May 5, 2009
I am just a regular consumer, with a regular job. I invest in the stock market and I believe in value investing. I am against the uptick rule for 3 reasons:
1) The markets of today are extraordinarily overinflated compared to the stock market's historic levels. This is bad for me, because it makes it harder during certain periods, to enter the market at all. The uptick rule is largely responsible for this.
2) In free market economies, less regulation is better. Price controls under Nixon were a disaster. Perhaps a number of hedge funds will collude (even unknowingly, via computer algorithms) to put enormous downward pressure on stocks. But if they drive down the price of stocks too far, there will be opportunists waiting to buy. That is the nature of capitalism.
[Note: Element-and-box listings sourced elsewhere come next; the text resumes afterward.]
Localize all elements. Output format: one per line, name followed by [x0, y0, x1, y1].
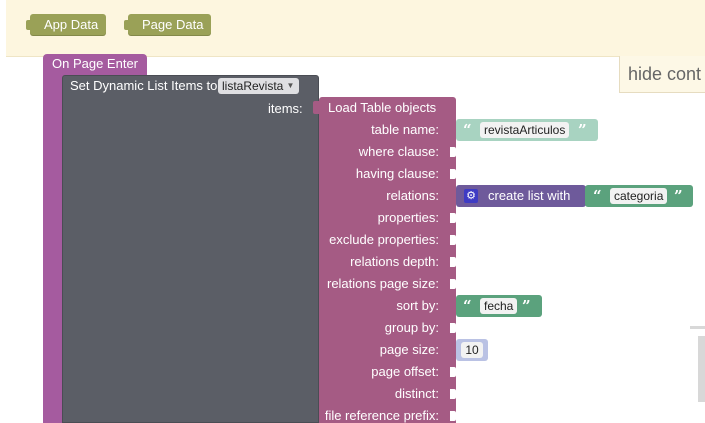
empty-socket-having-clause[interactable] — [450, 169, 456, 179]
param-exclude-properties: exclude properties: — [329, 232, 439, 247]
empty-socket-properties[interactable] — [450, 213, 456, 223]
empty-socket-file-reference-prefix[interactable] — [450, 411, 456, 421]
open-quote-icon: “ — [463, 297, 472, 315]
hide-panel-label: hide cont — [628, 64, 702, 84]
page-size-field[interactable]: 10 — [461, 342, 483, 358]
empty-socket-where-clause[interactable] — [450, 147, 456, 157]
open-quote-icon: “ — [593, 187, 602, 205]
list-selector-value: listaRevista — [222, 79, 284, 93]
open-quote-icon: “ — [463, 121, 472, 139]
app-data-button[interactable]: App Data — [26, 14, 107, 36]
chevron-down-icon: ▼ — [286, 81, 295, 90]
app-data-label: App Data — [44, 17, 99, 32]
hide-panel-toggle[interactable]: hide cont — [619, 56, 705, 93]
param-having-clause: having clause: — [355, 166, 439, 181]
empty-socket-group-by[interactable] — [450, 323, 456, 333]
list-selector-dropdown[interactable]: listaRevista ▼ — [218, 78, 300, 94]
on-page-enter-label: On Page Enter — [52, 56, 138, 71]
block-notch — [124, 20, 131, 30]
empty-socket-relations-page-size[interactable] — [450, 279, 456, 289]
param-file-reference-prefix: file reference prefix: — [324, 408, 439, 423]
trash-icon[interactable] — [690, 326, 705, 402]
param-relations-page-size: relations page size: — [326, 276, 439, 291]
relation-item-field[interactable]: categoria — [610, 188, 668, 204]
param-table-name: table name: — [371, 122, 439, 137]
block-notch — [26, 20, 33, 30]
param-page-offset: page offset: — [371, 364, 439, 379]
param-page-size: page size: — [379, 342, 439, 357]
close-quote-icon: ” — [674, 187, 683, 205]
sort-by-text-block[interactable]: “ fecha ” — [456, 295, 542, 317]
param-sort-by: sort by: — [396, 298, 439, 313]
relation-item-text-block[interactable]: “ categoria ” — [585, 185, 693, 207]
close-quote-icon: ” — [522, 297, 531, 315]
param-where-clause: where clause: — [358, 144, 439, 159]
table-name-text-block[interactable]: “ revistaArticulos ” — [456, 119, 598, 141]
close-quote-icon: ” — [578, 121, 587, 139]
page-data-button[interactable]: Page Data — [124, 14, 212, 36]
param-relations-depth: relations depth: — [350, 254, 439, 269]
create-list-label: create list with — [488, 188, 571, 203]
gear-icon[interactable]: ⚙ — [464, 189, 478, 203]
empty-socket-distinct[interactable] — [450, 389, 456, 399]
param-group-by: group by: — [384, 320, 439, 335]
empty-socket-page-offset[interactable] — [450, 367, 456, 377]
trash-lid — [690, 326, 705, 329]
items-input-label: items: — [268, 101, 303, 116]
set-dynamic-list-block[interactable] — [62, 75, 319, 423]
trash-body — [698, 336, 705, 402]
empty-socket-relations-depth[interactable] — [450, 257, 456, 267]
param-properties: properties: — [377, 210, 439, 225]
page-data-label: Page Data — [142, 17, 204, 32]
set-dynamic-list-label: Set Dynamic List Items to — [70, 78, 218, 93]
table-name-field[interactable]: revistaArticulos — [480, 122, 570, 138]
workspace-edge — [0, 56, 6, 423]
param-distinct: distinct: — [394, 386, 439, 401]
variables-toolbar — [6, 0, 705, 57]
param-relations: relations: — [386, 188, 439, 203]
empty-socket-exclude-properties[interactable] — [450, 235, 456, 245]
load-table-objects-label: Load Table objects — [328, 100, 437, 115]
sort-by-field[interactable]: fecha — [480, 298, 518, 314]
3) I think having the uptick rule abolished will eventually stabilize markets. Hedge funds can play on bad news and drive markets down. But if the news proves to apply only to the near-term, stocks will readjust upward based on positive events that transpire. If stocks continue to stay depressed due to more bad news, then that is the nature of capitalism. In capitalism the truth always prevails eventually.
While the hedge funds are having a good time right now, eventually capitalism will create an answer to the concentrated short selling and find a way to combat it. Let the markets realign themselves.
The real danger lies in a market with unlimited upside and limited downward pressure, leading to a bubble atmosphere as in 1999, when no stock is worth buying at absurd price per earnings ratios. If the uptick rule were abolished in the 1990s, I believe that the market would have shortened the insane bull market and brought stocks back down to earth much sooner.
But then as they get cheaper, investors get interested again and start buying everything in sight, and the shorts have to cover. This shortens the downward cycle. As markets correct themselves, cycles get shorter and shorter and shorter, until you are left with a market that is actually, less volatile, more stable, and priced more accurately.